I get really comfy in my bed, and brace myself for the worse. This can’t end well, I think to myself. He tries to start the conversation off with pleasantries. How was your workout? Did you stick to your meal plan today? I immediately shut it down and get straight to the point.
“I need to know what happened and why. Why would you make plans with me and just not show up or call or text and let me know you’re not coming? I don’t cook for anybody. I barely cook for myself, so for me to go out of my way to do something for you and you feel no obligation to explain yourself is beyond insulting.” From there he goes into his reluctance to explain himself and we agree that we should take a step back, and stop doing relationship things since we aren’t prepared to go in that direction. He can’t promise that inconsistencies won’t happen again. Here I was thinking we were slowly cruising to Relationship Town, but we’ve come to a screeching halt at the Avenue of Pump Your Brakes, and I Ain’t Ready Boulevard. I feel crushed. The things I got so used to him doing he won’t be doing anymore. I know that’s for the best and all because I don’t want to be lead on, but damn, I felt like we were so close. Wrong again.

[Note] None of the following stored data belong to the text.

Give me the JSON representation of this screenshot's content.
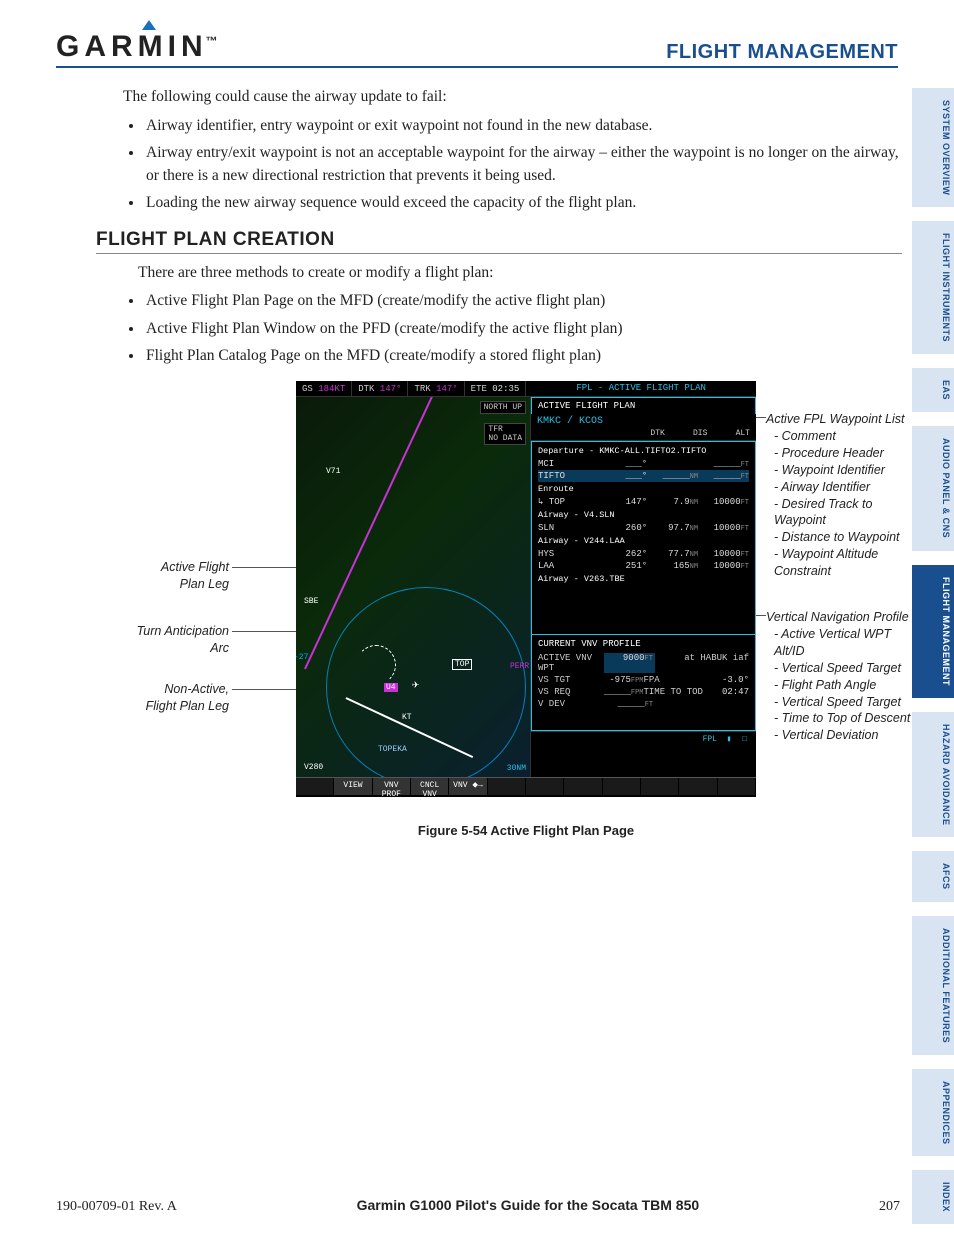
{
  "header": {
    "logo_text": "GARMIN",
    "logo_tm": "™",
    "section": "FLIGHT MANAGEMENT"
  },
  "intro_para": "The following could cause the airway update to fail:",
  "intro_bullets": [
    "Airway identifier, entry waypoint or exit waypoint not found in the new database.",
    "Airway entry/exit waypoint is not an acceptable waypoint for the airway – either the waypoint is no longer on the airway, or there is a new directional restriction that prevents it being used.",
    "Loading the new airway sequence would exceed the capacity of the flight plan."
  ],
  "subhead": "FLIGHT PLAN CREATION",
  "sub_para": "There are three methods to create or modify a flight plan:",
  "sub_bullets": [
    "Active Flight Plan Page on the MFD (create/modify the active flight plan)",
    "Active Flight Plan Window on the PFD (create/modify the active flight plan)",
    "Flight Plan Catalog Page on the MFD (create/modify a stored flight plan)"
  ],
  "figure": {
    "caption": "Figure 5-54  Active Flight Plan Page",
    "left_callouts": {
      "afpl": "Active Flight\nPlan Leg",
      "turn": "Turn Anticipation\nArc",
      "nonactive": "Non-Active,\nFlight Plan Leg"
    },
    "right_callouts": {
      "wpl_title": "Active FPL Waypoint List",
      "wpl_items": [
        "- Comment",
        "- Procedure Header",
        "- Waypoint Identifier",
        "- Airway Identifier",
        "- Desired Track to Waypoint",
        "- Distance to Waypoint",
        "- Waypoint Altitude Constraint"
      ],
      "vnv_title": "Vertical Navigation Profile",
      "vnv_items": [
        "- Active Vertical WPT Alt/ID",
        "- Vertical Speed Target",
        "- Flight Path Angle",
        "- Vertical Speed Target",
        "- Time to Top of Descent",
        "- Vertical Deviation"
      ]
    }
  },
  "mfd": {
    "top": {
      "gs_label": "GS",
      "gs_val": "184KT",
      "dtk_label": "DTK",
      "dtk_val": "147°",
      "trk_label": "TRK",
      "trk_val": "147°",
      "ete_label": "ETE",
      "ete_val": "02:35",
      "page_title": "FPL - ACTIVE FLIGHT PLAN"
    },
    "map": {
      "north_up": "NORTH UP",
      "tfr": "TFR",
      "no_data": "NO DATA",
      "v71": "V71",
      "sbe": "SBE",
      "u4": "U4",
      "topeka": "TOPEKA",
      "v280": "V280",
      "top": "TOP",
      "kt": "KT",
      "scale": "30NM",
      "num27": "-27"
    },
    "fpl": {
      "panel_title": "ACTIVE FLIGHT PLAN",
      "route": "KMKC / KCOS",
      "cols": [
        "",
        "DTK",
        "DIS",
        "ALT"
      ],
      "dep_hdr": "Departure - KMKC-ALL.TIFTO2.TIFTO",
      "rows": [
        {
          "id": "MCI",
          "dtk": "___°",
          "dis": "_____",
          "disu": "",
          "alt": "_____",
          "altu": "FT"
        },
        {
          "id": "TIFTO",
          "dtk": "___°",
          "dis": "_____",
          "disu": "NM",
          "alt": "_____",
          "altu": "FT",
          "hl": true
        }
      ],
      "enr_hdr": "Enroute",
      "enr_rows": [
        {
          "id": "TOP",
          "dtk": "147°",
          "dis": "7.9",
          "disu": "NM",
          "alt": "10000",
          "altu": "FT",
          "pre": "↳"
        }
      ],
      "awy1": "Airway - V4.SLN",
      "awy1_rows": [
        {
          "id": "SLN",
          "dtk": "260°",
          "dis": "97.7",
          "disu": "NM",
          "alt": "10000",
          "altu": "FT"
        }
      ],
      "awy2": "Airway - V244.LAA",
      "awy2_rows": [
        {
          "id": "HYS",
          "dtk": "262°",
          "dis": "77.7",
          "disu": "NM",
          "alt": "10000",
          "altu": "FT"
        },
        {
          "id": "LAA",
          "dtk": "251°",
          "dis": "165",
          "disu": "NM",
          "alt": "10000",
          "altu": "FT"
        }
      ],
      "awy3": "Airway - V263.TBE"
    },
    "vnv": {
      "title": "CURRENT VNV PROFILE",
      "perr": "PERR",
      "r1": {
        "lab": "ACTIVE VNV WPT",
        "val": "9000",
        "u": "FT",
        "extra": "at  HABUK iaf"
      },
      "r2": {
        "lab": "VS TGT",
        "val": "-975",
        "u": "FPM",
        "lab2": "FPA",
        "val2": "-3.0°"
      },
      "r3": {
        "lab": "VS REQ",
        "val": "_____",
        "u": "FPM",
        "lab2": "TIME TO TOD",
        "val2": "02:47"
      },
      "r4": {
        "lab": "V DEV",
        "val": "_____",
        "u": "FT"
      }
    },
    "page_ind": {
      "grp": "FPL",
      "boxes": "▮ □"
    },
    "softkeys": [
      "",
      "VIEW",
      "VNV PROF",
      "CNCL VNV",
      "VNV ⬥→",
      "",
      "",
      "",
      "",
      "",
      "",
      ""
    ]
  },
  "side_tabs": [
    "SYSTEM OVERVIEW",
    "FLIGHT INSTRUMENTS",
    "EAS",
    "AUDIO PANEL & CNS",
    "FLIGHT MANAGEMENT",
    "HAZARD AVOIDANCE",
    "AFCS",
    "ADDITIONAL FEATURES",
    "APPENDICES",
    "INDEX"
  ],
  "active_tab_index": 4,
  "footer": {
    "doc": "190-00709-01  Rev. A",
    "title": "Garmin G1000 Pilot's Guide for the Socata TBM 850",
    "page": "207"
  }
}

We are both hesitant to rush into a relationship. Him because he just got out of a three year relationship in November, and me because I want to take my time before committing to anyone. At my age, there’s no purpose in a commitment if you don’t see yourself marrying the person. Otherwise, you are wasting each other’s time and blocking the potential to meet other candidates. I fully believe that we should be diversifying our portfolios. So you see why I am perfectly fine not having a title just yet, but I will not ever again in my life allow anyone to disrespect me even in the dating phase. I can’t just roll over and accept inconsistency…not again.
So how do we put this on hold without it ending? He proposes we just go on dates for a while. No sleeping over, just date and start from scratch and see what happens from there. I still have that sinking feeling in my stomach. You know the one where you’re on a roller coaster, and just before it drops down, your ears get hot, and your anxiety is at its highest because you know you’re about to fall? I whisper an almost inaudible okay to end the conversation. I take a Valium. I stretch out on my new sheets on my new mattress on my new bed in my new apartment, and I feel comforted that I don’t have to share this with anyone yet. Everything in this place is mine. I worked hard for all of it, and I feel a sense of pride for protecting myself and my space, because this isn’t something I used to do.
I used to be the kind of girl who just wanted to be cool. I never wanted to say too boldly what I wanted or set any standards, because I was so scared of coming off as a nag or a bitch, or running a guy off. What I came to realize after being run over and drug by some guys is that if you don’t set standards, they will seriously do whatever you allow. Furthermore, if you strike fear, anger or resistance in the heart of a guy for saying how you want to be treated, then he’s just not that into you, and that’s okay. That’s a hard pill to swallow, I know. It’s a major blow to your ego to accept that someone you want doesn’t want you or want you the way you want them, but a man who wants you wholeheartedly with no questions can’t be scared off. Have you ever had a person have an unrequited crush on you? You remember how relentlessly they pursued you without you doing much of anything? It’s because they knew they wanted you.
I woke up today not needing my Winter coat and was reminded that Spring/Summer AKA Choosing Season is coming up. So all’s well that ends well.